4. Priorité de la foi, primat de la charité
Comme tout don de Dieu, foi et charité reconduisent à l’action de l’unique et même Esprit Saint (cf. 1 Co 13), cet Esprit qui s’écrie en nous « Abbà ! Père » (Gal 4, 6), et qui nous fait dire: « Jésus est Seigneur » (1 Co 12, 3) et « Maranatha ! » (1 Co 16, 22; Ap 22, 20).
La foi, don et réponse, nous fait connaître la vérité du Christ comme Amour incarné et crucifié, adhésion pleine et parfaite à la volonté du Père et miséricorde divine infinie envers le prochain; la foi enracine dans le cœur et dans l’esprit la ferme conviction que précisément cet Amour est l’unique réalité victorieuse sur le mal et sur la mort. La foi nous invite a regarder vers l’avenir avec la vertu de l’espérance, dans l’attente confiante que la victoire de l’amour du Christ atteigne sa plénitude. De son côté, la charité nous fait entrer dans l’amour de Dieu manifesté dans le Christ, nous fait adhérer de manière personnelle et existentielle au don total de soi et sans réserve de Jésus au Père et à nos frères. En insufflant en nous la charité, l’Esprit Saint nous fait participer au don propre de Jésus: filial envers Dieu et fraternel envers chaque homme (cf. Rm 5, 5).

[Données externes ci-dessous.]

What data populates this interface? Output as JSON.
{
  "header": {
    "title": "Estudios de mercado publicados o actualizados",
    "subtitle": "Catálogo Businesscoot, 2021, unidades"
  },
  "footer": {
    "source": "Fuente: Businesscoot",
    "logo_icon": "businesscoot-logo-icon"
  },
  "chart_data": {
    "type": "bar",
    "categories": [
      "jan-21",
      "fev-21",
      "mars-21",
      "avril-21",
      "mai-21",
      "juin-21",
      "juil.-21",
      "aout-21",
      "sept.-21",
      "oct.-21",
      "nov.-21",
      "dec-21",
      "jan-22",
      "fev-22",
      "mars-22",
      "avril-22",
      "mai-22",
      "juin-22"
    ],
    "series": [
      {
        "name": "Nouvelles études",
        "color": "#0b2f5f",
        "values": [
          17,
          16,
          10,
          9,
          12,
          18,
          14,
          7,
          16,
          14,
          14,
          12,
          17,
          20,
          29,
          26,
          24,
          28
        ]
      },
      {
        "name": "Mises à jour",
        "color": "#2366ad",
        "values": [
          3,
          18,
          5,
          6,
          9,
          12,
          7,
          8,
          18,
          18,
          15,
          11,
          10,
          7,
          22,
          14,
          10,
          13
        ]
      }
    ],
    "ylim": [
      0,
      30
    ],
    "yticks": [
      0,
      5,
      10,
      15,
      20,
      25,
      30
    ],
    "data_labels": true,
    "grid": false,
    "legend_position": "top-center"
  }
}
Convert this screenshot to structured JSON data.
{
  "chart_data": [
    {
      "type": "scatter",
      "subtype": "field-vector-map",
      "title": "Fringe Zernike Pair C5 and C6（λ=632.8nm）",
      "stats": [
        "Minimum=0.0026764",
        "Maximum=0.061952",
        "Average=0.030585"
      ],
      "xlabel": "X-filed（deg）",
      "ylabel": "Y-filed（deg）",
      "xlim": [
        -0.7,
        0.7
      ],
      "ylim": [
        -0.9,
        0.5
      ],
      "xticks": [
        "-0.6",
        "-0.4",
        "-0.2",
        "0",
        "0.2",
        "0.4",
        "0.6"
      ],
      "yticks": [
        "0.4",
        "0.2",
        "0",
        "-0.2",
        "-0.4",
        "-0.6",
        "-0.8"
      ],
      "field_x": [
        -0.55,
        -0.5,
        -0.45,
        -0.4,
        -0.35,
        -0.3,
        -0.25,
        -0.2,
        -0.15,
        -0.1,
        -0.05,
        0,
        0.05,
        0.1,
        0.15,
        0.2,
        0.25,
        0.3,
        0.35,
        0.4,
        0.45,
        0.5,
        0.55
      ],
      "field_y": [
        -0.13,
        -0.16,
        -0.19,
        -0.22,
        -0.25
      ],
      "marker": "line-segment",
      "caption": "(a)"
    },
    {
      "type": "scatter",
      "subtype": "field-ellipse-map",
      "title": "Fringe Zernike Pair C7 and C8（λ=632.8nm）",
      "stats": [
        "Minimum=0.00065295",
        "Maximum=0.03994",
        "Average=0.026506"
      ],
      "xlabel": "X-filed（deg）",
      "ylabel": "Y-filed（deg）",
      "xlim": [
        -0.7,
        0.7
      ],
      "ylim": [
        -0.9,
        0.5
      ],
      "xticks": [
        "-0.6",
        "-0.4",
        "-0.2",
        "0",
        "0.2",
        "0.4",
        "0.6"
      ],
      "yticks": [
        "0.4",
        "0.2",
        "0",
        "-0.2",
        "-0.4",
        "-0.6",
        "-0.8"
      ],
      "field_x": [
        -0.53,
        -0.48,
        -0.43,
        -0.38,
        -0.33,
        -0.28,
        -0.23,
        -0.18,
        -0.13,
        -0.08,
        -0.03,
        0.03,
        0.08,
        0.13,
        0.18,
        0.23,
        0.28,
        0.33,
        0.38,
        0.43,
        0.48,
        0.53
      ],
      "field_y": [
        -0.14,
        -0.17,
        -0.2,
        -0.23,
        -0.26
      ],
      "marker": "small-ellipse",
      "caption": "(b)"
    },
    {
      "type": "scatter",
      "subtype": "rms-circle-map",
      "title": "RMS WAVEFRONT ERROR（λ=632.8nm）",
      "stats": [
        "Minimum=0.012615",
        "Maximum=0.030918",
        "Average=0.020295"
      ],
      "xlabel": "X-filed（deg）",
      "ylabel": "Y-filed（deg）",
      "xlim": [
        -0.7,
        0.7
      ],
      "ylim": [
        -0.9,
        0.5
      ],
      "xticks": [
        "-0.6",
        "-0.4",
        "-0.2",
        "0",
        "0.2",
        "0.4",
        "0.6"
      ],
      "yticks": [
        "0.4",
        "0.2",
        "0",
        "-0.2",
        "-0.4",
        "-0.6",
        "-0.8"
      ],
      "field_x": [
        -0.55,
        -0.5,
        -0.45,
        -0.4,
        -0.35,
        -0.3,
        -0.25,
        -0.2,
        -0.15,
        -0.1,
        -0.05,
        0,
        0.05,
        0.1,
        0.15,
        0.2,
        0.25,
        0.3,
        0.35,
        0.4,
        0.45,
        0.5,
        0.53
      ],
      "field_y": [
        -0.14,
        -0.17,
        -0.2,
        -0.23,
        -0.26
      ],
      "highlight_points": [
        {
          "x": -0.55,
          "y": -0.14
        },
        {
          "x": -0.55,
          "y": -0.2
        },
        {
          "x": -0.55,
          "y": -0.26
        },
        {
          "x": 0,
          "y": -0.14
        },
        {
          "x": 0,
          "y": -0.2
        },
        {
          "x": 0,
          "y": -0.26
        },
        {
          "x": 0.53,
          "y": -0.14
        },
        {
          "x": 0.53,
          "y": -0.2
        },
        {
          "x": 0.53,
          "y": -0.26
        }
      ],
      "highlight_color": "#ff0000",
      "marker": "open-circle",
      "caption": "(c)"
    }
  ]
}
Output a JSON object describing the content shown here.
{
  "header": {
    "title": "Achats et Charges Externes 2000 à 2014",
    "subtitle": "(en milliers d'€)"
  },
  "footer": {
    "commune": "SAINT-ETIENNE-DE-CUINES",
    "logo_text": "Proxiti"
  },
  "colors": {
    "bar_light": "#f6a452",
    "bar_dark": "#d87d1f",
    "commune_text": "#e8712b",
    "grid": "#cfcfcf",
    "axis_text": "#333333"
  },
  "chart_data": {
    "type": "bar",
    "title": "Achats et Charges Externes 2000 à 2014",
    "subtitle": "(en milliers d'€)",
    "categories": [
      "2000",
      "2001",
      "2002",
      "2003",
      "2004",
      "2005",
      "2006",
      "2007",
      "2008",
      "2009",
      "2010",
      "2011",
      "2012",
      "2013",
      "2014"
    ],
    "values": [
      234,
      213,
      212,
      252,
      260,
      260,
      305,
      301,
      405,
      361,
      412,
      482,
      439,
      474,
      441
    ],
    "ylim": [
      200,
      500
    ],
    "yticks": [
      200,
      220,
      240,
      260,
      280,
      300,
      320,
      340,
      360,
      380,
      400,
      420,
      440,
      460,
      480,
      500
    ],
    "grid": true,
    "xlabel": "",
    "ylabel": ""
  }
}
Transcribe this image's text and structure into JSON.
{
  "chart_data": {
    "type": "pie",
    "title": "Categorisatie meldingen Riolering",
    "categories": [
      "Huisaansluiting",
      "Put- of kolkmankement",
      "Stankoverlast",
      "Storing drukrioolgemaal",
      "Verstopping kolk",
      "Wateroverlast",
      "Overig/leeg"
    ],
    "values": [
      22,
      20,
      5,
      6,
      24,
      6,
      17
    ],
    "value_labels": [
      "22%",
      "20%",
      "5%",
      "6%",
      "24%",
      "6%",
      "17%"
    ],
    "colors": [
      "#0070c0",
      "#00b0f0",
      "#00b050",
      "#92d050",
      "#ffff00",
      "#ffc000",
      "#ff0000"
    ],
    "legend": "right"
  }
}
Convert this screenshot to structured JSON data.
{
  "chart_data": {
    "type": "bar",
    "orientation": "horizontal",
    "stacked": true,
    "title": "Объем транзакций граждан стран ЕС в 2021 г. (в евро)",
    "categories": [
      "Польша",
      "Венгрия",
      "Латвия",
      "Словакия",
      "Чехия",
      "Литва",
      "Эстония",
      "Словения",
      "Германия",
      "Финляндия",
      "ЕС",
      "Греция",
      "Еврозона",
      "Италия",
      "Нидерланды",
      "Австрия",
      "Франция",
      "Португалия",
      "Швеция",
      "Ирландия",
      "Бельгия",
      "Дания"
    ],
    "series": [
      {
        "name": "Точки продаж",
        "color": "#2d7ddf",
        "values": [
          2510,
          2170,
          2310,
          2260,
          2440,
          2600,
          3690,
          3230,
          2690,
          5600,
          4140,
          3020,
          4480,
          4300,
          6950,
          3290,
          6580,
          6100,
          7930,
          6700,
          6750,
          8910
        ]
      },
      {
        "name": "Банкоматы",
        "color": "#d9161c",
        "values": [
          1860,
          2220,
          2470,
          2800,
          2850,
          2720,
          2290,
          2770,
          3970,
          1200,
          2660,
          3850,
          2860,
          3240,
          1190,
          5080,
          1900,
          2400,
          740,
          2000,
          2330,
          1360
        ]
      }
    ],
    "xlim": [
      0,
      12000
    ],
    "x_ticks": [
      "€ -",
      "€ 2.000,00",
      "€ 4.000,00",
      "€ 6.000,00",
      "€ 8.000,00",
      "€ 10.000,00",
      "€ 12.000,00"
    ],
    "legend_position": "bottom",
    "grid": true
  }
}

La relation qui existe entre ces deux vertus est semblable à celle entre les deux sacrements fondamentaux de l’Église : le Baptême et l’Eucharistie. Le Baptême (sacramentum fidei) précède l’Eucharistie (sacramentum caritatis), mais il est orienté vers celle-ci, qui constitue la plénitude du cheminement chrétien. De manière analogue, la foi précède la charité, mais se révèle authentique seulement si elle est couronnée par celle-ci. Tout part de l’humble accueil de la foi (« se savoir aimé de Dieu »), mais doit arriver à la vérité de la charité (« savoir aimer Dieu et son prochain »), qui demeure pour toujours, comme accomplissement de toutes les vertus (cf. 1 Co 13, 13).
Chers frères et sœurs, en ce temps de Carême, où nous nous préparons à célébrer l’événement de la Croix et de la Résurrection, dans lequel l’Amour de Dieu a racheté le monde et illuminé l’histoire, je vous souhaite à tous de vivre ce temps précieux en ravivant votre foi en Jésus Christ, pour entrer dans son parcours d’amour envers le Père et envers chaque frère et sœur que nous rencontrons dans notre vie. A cette fin j’élève ma prière à Dieu, tandis que j’invoque sur chacun et sur chaque communauté la Bénédiction du Seigneur!